QTc prolongation has been observed. Avoid use of XALKORI in patients with congenital long QT syndrome. Consider periodic monitoring with electrocardiograms (ECGs) and electrolytes in patients with congestive heart failure, bradyarrhythmias, electrolyte abnormalities, or who are taking medications that are known to prolong the QT interval. Permanently discontinue XALKORI in patients who develop Grade 4 QTc prolongation. Withhold XALKORI in patients who develop Grade 3 QTc prolongation until recovery to less than or equal to Grade 1, then resume XALKORI at 200 mg twice daily. In case of recurrence of Grade 3 QTc prolongation, withhold XALKORI until recovery to less than or equal to Grade 1, then resume XALKORI at 250 mg once daily. Permanently discontinue XALKORI if Grade 3 QTc prolongation recurs [see Dosage and Administration (2.2) and Clinical Pharmacology (12.4)].

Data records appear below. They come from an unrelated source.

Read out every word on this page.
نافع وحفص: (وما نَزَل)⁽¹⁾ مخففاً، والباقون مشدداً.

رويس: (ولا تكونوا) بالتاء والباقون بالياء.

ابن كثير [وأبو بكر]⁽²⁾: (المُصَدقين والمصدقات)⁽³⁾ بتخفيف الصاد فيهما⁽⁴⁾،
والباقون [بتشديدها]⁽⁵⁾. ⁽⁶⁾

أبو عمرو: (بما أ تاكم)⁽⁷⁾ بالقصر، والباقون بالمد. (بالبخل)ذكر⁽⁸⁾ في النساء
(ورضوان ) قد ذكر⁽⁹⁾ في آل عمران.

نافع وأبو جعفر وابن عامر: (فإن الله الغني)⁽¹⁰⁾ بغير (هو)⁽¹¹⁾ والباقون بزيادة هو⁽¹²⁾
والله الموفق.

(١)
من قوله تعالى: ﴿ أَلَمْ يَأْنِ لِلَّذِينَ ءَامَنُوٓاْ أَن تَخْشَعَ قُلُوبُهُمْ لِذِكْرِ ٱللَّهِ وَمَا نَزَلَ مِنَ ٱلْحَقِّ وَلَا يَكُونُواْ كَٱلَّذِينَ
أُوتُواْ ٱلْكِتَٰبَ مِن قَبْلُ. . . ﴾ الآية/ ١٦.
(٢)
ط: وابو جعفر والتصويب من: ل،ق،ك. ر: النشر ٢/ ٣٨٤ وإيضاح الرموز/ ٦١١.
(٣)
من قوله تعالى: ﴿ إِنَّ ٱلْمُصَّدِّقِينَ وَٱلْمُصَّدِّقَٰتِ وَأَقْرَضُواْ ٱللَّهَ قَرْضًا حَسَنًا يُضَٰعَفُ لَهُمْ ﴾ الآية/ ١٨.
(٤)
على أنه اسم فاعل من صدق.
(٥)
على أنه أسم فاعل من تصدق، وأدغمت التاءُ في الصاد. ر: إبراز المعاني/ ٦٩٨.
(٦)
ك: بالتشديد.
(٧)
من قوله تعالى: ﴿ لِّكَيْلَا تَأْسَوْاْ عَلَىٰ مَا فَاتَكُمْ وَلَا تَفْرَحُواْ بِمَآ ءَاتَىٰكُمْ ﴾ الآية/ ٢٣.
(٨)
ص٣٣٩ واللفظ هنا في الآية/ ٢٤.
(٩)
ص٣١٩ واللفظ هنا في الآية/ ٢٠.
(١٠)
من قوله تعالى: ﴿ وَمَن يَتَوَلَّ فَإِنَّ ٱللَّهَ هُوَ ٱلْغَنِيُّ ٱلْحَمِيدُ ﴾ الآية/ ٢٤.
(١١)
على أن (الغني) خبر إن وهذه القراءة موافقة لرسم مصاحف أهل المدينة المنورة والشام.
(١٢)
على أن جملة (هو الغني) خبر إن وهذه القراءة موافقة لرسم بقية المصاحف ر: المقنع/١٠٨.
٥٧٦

Detection of ALK-positive NSCLC using an FDA-approved test, indicated for this use, is necessary for selection of patients for treatment with XALKORI [see Clinical Studies (14)].
Assessment for ALK-positive NSCLC should be performed by laboratories with demonstrated proficiency in the specific technology being utilized. Improper assay performance can lead to unreliable test results.
Refer to an FDA-approved test's package insert for instructions on the identification of patients eligible for treatment with XALKORI.